Knowing she is a professor, I expect all of Hall’s symbols and recurring language to be carefully planned and strategically placed. I’m surprised when she tells me: “I never think of what I’m having the characters do as representing something else. When I’m crafting, I’m not thinking in those terms.” One theme I mention to her is the repetition of words that end sections focused on the character Lise. “You,” says Hall with a smile, “are a close reader!” She tells me she didn’t intend for Lise to use such repetition, but that “that’s just her voice. It’s just who she is.” I am struck with the beauty of that notion; Hall’s characters have their own language. She doesn’t plan it that way, but that’s just how well she knows her own creations. Suddenly it makes sense, her focus on characterization and the decision to let them live their own lives.

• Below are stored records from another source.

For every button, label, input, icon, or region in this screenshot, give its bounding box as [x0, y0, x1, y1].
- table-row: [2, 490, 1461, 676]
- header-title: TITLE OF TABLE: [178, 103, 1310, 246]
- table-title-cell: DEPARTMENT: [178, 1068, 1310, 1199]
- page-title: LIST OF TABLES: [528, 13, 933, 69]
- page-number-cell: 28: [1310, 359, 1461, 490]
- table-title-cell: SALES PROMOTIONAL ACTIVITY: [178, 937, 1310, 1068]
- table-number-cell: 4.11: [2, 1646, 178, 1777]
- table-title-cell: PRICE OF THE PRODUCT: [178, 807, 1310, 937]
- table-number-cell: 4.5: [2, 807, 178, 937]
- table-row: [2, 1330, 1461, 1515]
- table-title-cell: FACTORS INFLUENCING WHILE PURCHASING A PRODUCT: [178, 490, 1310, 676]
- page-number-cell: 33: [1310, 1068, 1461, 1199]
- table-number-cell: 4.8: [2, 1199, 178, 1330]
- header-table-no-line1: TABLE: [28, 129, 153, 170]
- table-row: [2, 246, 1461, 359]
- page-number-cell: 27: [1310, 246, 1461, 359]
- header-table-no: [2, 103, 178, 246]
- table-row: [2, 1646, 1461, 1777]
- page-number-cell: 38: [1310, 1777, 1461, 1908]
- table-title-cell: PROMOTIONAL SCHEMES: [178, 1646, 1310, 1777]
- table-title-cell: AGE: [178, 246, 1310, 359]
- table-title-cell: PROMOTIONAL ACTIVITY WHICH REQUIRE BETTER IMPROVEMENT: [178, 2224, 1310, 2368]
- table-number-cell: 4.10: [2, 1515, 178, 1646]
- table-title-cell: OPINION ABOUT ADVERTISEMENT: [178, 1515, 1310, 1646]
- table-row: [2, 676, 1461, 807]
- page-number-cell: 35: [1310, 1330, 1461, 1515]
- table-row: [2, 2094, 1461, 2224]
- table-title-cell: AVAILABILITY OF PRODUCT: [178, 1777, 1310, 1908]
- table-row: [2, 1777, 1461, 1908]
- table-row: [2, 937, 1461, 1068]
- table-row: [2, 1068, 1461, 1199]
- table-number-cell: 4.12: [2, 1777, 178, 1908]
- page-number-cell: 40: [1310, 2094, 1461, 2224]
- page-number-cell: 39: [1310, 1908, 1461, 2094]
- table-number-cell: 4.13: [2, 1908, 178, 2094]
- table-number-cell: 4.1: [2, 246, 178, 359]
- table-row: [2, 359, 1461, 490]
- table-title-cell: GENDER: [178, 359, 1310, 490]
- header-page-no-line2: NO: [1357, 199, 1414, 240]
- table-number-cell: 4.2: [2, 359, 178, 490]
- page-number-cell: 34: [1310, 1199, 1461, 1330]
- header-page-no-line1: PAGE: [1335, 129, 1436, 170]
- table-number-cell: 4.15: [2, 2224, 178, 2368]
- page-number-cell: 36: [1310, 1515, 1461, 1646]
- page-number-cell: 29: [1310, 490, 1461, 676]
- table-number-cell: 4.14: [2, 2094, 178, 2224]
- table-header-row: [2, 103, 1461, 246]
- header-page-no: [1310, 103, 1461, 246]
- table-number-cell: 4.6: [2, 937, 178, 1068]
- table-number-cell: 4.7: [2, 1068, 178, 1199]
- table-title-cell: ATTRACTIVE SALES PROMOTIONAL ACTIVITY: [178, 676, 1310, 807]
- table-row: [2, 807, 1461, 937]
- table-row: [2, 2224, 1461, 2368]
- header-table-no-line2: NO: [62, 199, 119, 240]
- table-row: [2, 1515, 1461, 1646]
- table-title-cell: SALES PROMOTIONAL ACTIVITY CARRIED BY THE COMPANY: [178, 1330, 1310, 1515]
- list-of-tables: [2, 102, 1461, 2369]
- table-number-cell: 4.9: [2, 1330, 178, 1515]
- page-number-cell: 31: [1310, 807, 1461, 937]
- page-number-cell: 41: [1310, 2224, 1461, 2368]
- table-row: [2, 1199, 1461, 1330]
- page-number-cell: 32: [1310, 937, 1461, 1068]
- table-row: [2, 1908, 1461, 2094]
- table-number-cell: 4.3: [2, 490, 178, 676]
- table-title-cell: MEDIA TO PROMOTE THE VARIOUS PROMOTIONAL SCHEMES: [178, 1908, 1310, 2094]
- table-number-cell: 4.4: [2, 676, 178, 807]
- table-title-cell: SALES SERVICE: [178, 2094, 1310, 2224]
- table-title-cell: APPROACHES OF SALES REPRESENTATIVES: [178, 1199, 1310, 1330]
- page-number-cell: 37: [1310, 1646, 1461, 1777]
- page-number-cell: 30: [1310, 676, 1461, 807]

“I grew up hearing all kinds of stories,” Hall explains, “and I’m grateful for that, but there’s a burden, too. And I remember thinking sometimes, ‘I wish I didn’t know all of this.’” One thread woven through the stories in Heirlooms is the idea of a “white lie,” non-truths Hall’s characters tell in order to protect themselves—or others— from the past. “People think that they can push things away and not experience that trauma,” she says. “Not think about it by not speaking of it. But I actually think it gets bigger.” Hall tells me that after the war, many Jews denied their heritage and were ashamed of what happened to them. “For some people it’s just too painful, and they don’t want to talk about it,” she says. But healing comes with time. “Lots of second and third generation, children and grandchildren of holocaust survivors, are urging their grandparents to tell those stories.”
I leave the interview thinking about Heirlooms as a story about generations coping together and healing from trauma. A week later, I see Hall again for a book reading as part of St. John Fisher’s Cavanaugh Reading Series. As she reads, each word is given the most soft and beautiful lack of emphasis. She treats her characters with the same patience and steadiness as time itself beats on them in their imagined world. Almost unnoticeably, though, Hall lingers, like time, pausing occasionally after a word, phrase, or image particularly beautiful. As intimate as her stories feel reading them myself, listening to Hall slowly, steadily, and quietly telling her creation’s story adds an entire new dimension to the book’s immersion.
John Ernst is editorial intern at (585).